Turnamen Karate Tasik Open 2026 di GOR Sukapura Tasikmalaya, yang digelar pada 16-17 Mei 2026, tidak hanya menghadapi kompetisi medali. Acara ini menjadi wawasan baru bagi atlet muda yang tidak memiliki wadah kompetisi karena penutupan ajang O2SN.

Yuki Wahyuki, Kepala FORKI Kota Tasikmalaya, mengungkapkan ini sebagai seri pertama yang dimasukkan ke kalender tahunan. Targetnya di tahun depan adalah dua ajang terbuka. “Kami berharap ini menjadi awal membangun reguleritas karate di kota ini,” ia ujar.

Sebelum turnamen ini, banyak atlet muda kehilangan peluang persaingan setelah O2SN dihapus. Dengan itu, FORKI menyiapkan turnamen antarpelajar terbuka untuk mewujudkan langkah ini. Diklaim, 395 peserta dari berbagai daerah dan sekolah karate ikut, dengan 433 kelas persaingan dibagi menjadi prestasi dan festival pemula.

Sekelas yang ikut adalah Inkai, Inkanas, Inkado, Keshinkan, BKC, dan Budokai. Atmosfer kompetisi di GOR Sukapura penuh keunikan, bukan hanya untuk adu teknik, tetapi juga menjadi ruang harapan baru bagi pendukung karate Tasikmalaya.

Penghargaan seperti medali, juara umum, piala bergilir, hingga best of the best disiapkan. Semuanya dipertandingkan kembali untuk mencari juara terbaik.

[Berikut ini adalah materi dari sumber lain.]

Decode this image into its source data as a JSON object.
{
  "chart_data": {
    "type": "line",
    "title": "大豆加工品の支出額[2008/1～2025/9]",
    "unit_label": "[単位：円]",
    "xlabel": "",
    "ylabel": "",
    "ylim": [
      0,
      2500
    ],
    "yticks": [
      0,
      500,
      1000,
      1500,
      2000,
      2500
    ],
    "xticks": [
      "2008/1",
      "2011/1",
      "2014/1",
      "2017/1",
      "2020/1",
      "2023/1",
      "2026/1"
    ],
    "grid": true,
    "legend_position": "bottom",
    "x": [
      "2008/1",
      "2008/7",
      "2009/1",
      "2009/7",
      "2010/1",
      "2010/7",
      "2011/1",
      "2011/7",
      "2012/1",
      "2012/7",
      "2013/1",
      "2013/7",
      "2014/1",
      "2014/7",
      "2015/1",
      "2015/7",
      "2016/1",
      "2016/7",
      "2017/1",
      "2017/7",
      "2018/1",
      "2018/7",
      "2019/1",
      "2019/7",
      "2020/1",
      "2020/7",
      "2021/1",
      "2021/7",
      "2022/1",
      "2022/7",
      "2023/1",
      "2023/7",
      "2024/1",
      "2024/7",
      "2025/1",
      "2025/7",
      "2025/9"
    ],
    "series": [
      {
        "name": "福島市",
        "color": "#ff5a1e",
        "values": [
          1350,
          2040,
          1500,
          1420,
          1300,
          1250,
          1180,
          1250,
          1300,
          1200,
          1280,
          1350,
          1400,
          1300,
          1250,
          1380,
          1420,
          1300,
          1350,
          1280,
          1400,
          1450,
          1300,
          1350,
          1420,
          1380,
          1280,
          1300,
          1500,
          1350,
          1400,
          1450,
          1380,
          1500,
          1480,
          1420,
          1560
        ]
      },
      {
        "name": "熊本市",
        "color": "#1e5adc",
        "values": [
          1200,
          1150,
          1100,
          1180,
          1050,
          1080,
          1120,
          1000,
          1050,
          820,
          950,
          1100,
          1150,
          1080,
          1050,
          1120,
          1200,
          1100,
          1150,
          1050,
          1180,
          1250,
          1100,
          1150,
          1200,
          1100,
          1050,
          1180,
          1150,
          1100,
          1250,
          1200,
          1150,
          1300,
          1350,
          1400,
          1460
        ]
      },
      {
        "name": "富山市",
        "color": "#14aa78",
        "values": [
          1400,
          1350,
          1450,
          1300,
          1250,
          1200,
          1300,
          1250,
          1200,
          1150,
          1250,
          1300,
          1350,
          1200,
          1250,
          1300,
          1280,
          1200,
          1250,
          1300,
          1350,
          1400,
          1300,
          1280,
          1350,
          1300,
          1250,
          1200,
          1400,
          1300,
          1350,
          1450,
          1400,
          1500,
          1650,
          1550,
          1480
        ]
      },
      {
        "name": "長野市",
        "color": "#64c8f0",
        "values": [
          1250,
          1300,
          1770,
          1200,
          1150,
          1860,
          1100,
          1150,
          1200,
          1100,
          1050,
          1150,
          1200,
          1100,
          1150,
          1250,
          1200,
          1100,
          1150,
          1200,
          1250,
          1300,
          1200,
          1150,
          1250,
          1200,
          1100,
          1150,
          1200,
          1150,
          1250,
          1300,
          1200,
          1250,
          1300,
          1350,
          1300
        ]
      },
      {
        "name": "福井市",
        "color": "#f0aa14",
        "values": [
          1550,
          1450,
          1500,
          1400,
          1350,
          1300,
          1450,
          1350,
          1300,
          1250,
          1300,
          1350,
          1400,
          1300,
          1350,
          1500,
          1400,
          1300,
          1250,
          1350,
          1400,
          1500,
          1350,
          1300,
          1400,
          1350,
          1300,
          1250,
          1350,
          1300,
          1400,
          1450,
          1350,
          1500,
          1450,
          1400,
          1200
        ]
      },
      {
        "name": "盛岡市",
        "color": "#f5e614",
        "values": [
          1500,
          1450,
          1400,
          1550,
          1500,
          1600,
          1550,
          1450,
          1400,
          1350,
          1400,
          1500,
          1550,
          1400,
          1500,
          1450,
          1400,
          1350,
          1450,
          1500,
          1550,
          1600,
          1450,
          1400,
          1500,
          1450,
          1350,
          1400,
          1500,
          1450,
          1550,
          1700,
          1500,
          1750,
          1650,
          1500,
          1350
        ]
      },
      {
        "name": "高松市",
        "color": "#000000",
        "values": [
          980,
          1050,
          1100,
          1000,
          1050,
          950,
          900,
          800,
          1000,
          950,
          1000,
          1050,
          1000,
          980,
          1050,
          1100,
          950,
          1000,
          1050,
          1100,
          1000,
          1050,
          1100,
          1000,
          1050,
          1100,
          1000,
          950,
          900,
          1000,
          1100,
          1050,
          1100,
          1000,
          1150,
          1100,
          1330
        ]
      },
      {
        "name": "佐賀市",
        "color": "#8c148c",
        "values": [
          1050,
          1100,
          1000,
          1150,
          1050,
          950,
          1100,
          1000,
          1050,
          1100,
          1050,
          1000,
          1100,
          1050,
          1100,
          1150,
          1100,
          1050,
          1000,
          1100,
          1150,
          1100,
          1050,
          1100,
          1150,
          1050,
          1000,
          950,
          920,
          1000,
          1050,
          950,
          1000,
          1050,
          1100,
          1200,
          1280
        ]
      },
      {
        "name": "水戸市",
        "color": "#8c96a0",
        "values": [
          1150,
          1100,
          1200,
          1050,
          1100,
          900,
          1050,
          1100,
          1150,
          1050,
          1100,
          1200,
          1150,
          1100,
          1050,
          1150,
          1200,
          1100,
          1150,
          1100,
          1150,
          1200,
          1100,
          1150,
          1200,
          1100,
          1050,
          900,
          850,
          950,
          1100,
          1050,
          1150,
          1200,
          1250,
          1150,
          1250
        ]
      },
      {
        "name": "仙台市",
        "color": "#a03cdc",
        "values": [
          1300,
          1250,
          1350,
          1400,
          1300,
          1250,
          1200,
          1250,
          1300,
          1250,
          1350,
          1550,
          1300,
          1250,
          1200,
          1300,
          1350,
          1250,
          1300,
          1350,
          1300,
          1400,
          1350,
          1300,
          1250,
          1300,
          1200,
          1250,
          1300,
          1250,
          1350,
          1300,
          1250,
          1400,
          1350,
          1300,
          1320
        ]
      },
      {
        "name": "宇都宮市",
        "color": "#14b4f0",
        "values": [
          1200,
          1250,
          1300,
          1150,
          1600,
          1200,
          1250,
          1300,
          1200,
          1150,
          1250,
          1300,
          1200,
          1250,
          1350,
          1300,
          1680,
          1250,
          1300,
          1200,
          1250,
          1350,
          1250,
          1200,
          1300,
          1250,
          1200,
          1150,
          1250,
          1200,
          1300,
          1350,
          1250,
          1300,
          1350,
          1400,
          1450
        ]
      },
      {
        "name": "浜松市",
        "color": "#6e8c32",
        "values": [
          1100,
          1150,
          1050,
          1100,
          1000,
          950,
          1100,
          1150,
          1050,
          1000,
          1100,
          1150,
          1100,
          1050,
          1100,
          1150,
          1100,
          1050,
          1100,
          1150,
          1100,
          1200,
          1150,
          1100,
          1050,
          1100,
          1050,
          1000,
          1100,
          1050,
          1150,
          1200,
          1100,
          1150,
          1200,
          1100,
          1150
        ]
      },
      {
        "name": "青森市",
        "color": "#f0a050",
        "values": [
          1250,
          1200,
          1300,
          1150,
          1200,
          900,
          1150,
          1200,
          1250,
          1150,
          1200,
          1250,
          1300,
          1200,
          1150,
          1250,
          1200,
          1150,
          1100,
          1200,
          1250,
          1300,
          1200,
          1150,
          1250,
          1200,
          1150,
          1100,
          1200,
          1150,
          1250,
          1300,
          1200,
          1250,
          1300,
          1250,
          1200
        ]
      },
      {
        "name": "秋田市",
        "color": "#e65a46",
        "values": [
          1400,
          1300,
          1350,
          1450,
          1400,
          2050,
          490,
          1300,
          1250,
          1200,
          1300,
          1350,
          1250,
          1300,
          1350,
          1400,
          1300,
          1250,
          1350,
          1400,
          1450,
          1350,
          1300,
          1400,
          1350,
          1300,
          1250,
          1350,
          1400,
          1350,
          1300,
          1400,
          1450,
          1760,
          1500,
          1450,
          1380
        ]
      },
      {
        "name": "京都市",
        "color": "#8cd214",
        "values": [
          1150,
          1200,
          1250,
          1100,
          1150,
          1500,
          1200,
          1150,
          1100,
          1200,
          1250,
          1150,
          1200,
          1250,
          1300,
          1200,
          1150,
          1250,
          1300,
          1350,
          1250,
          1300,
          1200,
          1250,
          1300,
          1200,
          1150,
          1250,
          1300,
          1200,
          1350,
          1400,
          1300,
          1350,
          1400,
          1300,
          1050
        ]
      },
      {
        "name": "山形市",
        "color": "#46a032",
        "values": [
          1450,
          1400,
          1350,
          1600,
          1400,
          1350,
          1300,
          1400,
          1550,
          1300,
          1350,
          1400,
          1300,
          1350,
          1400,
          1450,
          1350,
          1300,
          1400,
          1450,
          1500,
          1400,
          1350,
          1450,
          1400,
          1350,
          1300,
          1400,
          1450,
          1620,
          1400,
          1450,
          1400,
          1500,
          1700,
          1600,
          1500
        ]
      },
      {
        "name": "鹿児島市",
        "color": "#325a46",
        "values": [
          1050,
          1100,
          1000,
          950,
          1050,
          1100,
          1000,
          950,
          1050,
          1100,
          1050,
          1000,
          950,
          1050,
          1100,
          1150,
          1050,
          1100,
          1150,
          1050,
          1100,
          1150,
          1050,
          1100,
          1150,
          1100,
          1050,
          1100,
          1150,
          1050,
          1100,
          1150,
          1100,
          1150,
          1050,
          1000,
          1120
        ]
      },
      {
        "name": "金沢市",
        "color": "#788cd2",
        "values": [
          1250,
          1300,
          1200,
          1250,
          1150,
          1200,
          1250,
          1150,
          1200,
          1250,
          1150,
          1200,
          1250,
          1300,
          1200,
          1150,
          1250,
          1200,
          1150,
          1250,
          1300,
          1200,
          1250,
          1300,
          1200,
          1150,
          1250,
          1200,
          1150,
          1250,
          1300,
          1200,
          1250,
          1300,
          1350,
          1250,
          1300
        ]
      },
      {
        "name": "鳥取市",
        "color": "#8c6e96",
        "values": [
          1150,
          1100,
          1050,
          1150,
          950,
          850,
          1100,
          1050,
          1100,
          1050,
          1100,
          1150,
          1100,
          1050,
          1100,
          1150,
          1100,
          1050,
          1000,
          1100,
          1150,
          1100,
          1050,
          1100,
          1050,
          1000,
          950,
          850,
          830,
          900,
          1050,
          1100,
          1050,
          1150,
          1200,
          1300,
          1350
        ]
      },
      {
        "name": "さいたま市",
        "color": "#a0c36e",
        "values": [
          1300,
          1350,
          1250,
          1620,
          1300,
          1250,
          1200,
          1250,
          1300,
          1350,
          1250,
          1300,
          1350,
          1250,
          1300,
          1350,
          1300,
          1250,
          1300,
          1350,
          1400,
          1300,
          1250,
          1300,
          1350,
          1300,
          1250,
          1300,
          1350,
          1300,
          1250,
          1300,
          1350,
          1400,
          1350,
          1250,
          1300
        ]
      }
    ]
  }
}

Hari pertama fokus pada kategori prestasi, sementara hari kedua khusus untuk festival pemula.

FORKI berharap ini menjadi awal untuk memproses regenerasi atlet karate, sehingga bisa bersaing di tingkat lebih tinggi. Di tengah perkembangan olahraga modern, karate di Tasikmalaya tetap menekankan pembinaan, yang menjadi strategi utama untuk membangun kompetisi di masa depan.